Bond yields have now reached a two year high.
We all know that mortgage rates follow bond yields around like the Papparazi on a Kardashian family vacation. As such we will be seeing mortgage rates creep higher, like the miniskirts on those same vacationing ladies.
The real question, and the one we attempt to answer each time one of these moves occurs, is whether one should lock into a fixed rate mortgage for fear that they will continue to rise.
Bond yields are impacted by many factors, right now in Canada the greatest impact on our Bonds is being felt from south of the border. The United States is trying to understand precisely when the Federal Reserve will begin to curtail its bond purchasing program. As the financial markets double down on their bet that the Federal Reserve will slow down its bond buying, bond yields will continue to increase.
The Federal Reserve released the minutes from their most recent meeting on Wednesday of last week. No real indication was given as to when the bond buying program will begin to be phased out, but most believe that it will begin soon, or perhaps has already begun.
Canada's economy is heavily reliant on the US; this should come as no surprise to anyone. It is also heavily reliant on our housing market. Our nations GDP is almost 20% housing related. This means that anything that impacts the housing market will impact the nation’s economy as a whole very significantly.
With the Canadian economy struggling, and the American economy garnering a lot of attention and drawing investors from around the world with its promise of double-digit gains in real estate once again, and a strong and well performing US dollar, Investors are being drawn to invest more of their wealth south of the Border.

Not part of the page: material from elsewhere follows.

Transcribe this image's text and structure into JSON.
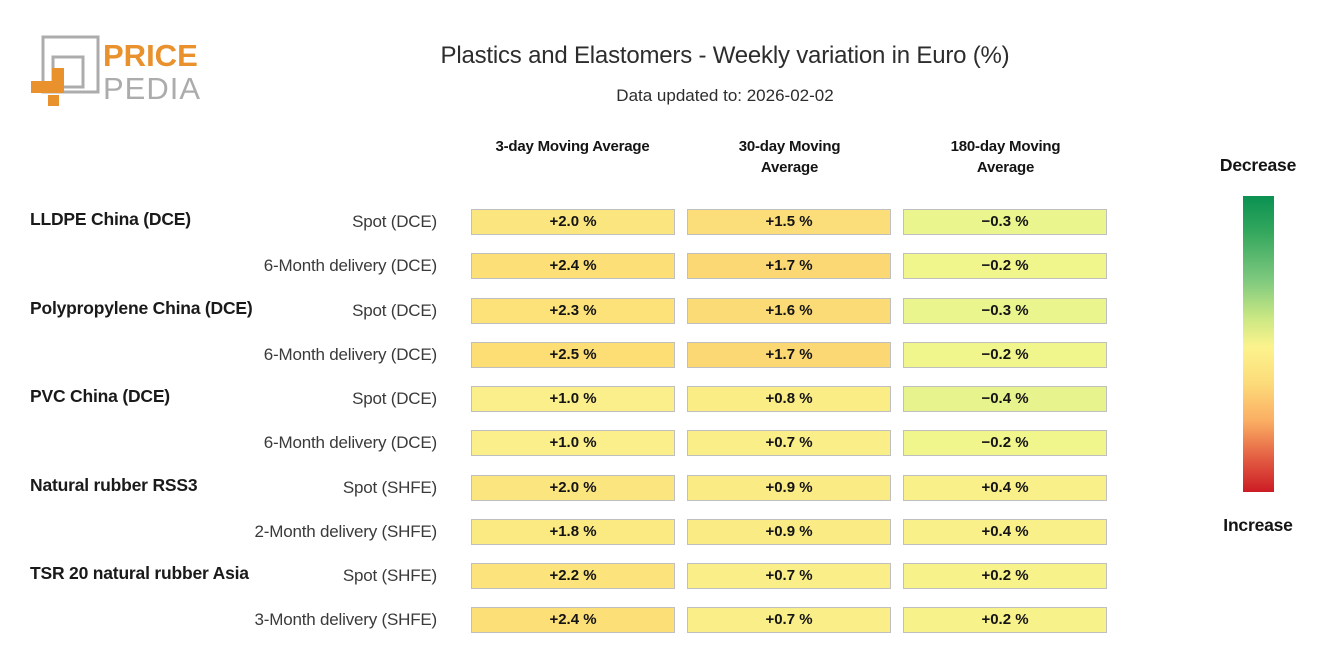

Canada previously benefited by being the better looking, stronger younger brother of the US. But now, just as Edward Snowden has discovered, Big Brother is getting stronger, and everyone is betting on his success. As investors pull money out of Canada for fear the Canadian dollar will weaken further relative to the US dollar, bond yields will increase if for no other reason than to draw investors.
There is still a long way to go in this recovery, but if we look at the past 6 months as an indication of the next 6 months bond yields will continue to move higher and so too will mortgage rates. Although I believe that mortgage rates won’t shoot up past the 4% mark until at least the end of the year we must still be cautious.
As this article from yesterdays Globe and Mail indicates where Bond yields go from here will also be influenced by the profits that the Big Banks in Canada can make on the increased in yields.
With little prospect of the Prime Rate moving anytime soon Canadians should start looking at Variable Rate mortgages as a viable alternative to chasing fixed rates as they head higher. Canada can’t control its Bond yields the way the United States has been controlling theirs, but if they do keep shooting higher, one thing is for certain; our economy will not grow as fast. The slowing economy will leave little reason for the prime rate to be increased and as such variable rate mortgage will stay low.